This little note may not be as serious as most, but it is interesting.

On this day in 1801, Thomas Jefferson was elected as the third president of the United States by the House of Representatives. Elder John Leland who had been a neighbor of both Congressman James Madison and Thomas Jefferson was delighted with the results, because he had helped to clarify the principles of liberty in the minds of both men.

To help celebrate the great political victory, Leland, who was then pastoring in Cheshire, Massachusetts, collected the milk from 900 local, loyal Republican cows and brought it into town where the citizens gathered singing hymns, socializing and making cheese. The milk was processed into a mammoth cheese wheel 4 feet 4 inches in diameter, 15 inches think and weighting 1,235 pounds.

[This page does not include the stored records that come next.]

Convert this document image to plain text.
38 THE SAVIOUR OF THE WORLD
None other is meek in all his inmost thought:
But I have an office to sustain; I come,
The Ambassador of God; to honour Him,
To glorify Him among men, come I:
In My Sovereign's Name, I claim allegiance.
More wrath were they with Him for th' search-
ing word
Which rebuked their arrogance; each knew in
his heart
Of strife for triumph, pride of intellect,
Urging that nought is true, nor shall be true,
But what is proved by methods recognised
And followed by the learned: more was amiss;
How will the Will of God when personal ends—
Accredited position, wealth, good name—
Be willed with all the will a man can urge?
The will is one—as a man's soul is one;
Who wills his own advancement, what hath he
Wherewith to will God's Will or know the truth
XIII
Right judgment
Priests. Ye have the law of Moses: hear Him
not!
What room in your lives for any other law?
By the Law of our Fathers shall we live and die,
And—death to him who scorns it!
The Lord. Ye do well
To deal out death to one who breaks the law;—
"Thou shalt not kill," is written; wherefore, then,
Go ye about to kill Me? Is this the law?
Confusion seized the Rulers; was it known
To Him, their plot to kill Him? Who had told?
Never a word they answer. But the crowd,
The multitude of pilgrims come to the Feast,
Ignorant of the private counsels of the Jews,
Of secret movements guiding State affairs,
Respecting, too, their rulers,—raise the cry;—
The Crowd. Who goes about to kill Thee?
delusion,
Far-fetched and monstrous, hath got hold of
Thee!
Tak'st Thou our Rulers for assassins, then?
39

Bro. Leland and Darius Brown loaded up the cheese and set off for Washington, DC. During the trip they used a sleigh, a wagon and a sloop to carry the cheese to Baltimore. As news of the gift spread, crowds gathered and Leland preached the gospel to multitudes. Upon arrival in Washington, Jefferson welcomed the Baptists to the executive mansion. Leland said that the great cheese “was not made… with a view to gain dignified titles or lucrative offices, but by the personal labor of freeborn farmers, without a single slave to assist, for an elective president of the free people.”

Leland remained in the capital for several days preaching Christ at various public venues. Federalist congressman Manessah Cutler, no friend of either Jefferson or the Baptists, described the preacher as a “poor, ignorant, illiterate cheesemonger,” and his sermons were “farragos bawled with stunning voice, horrid tone, frightful grimaces and extravagant gestures.”

The cheese fed guests at the President’s home until sometime in 1805. Whether understood or not, it spoke of the influence that some Godly Baptists had on the early development of liberty in this country.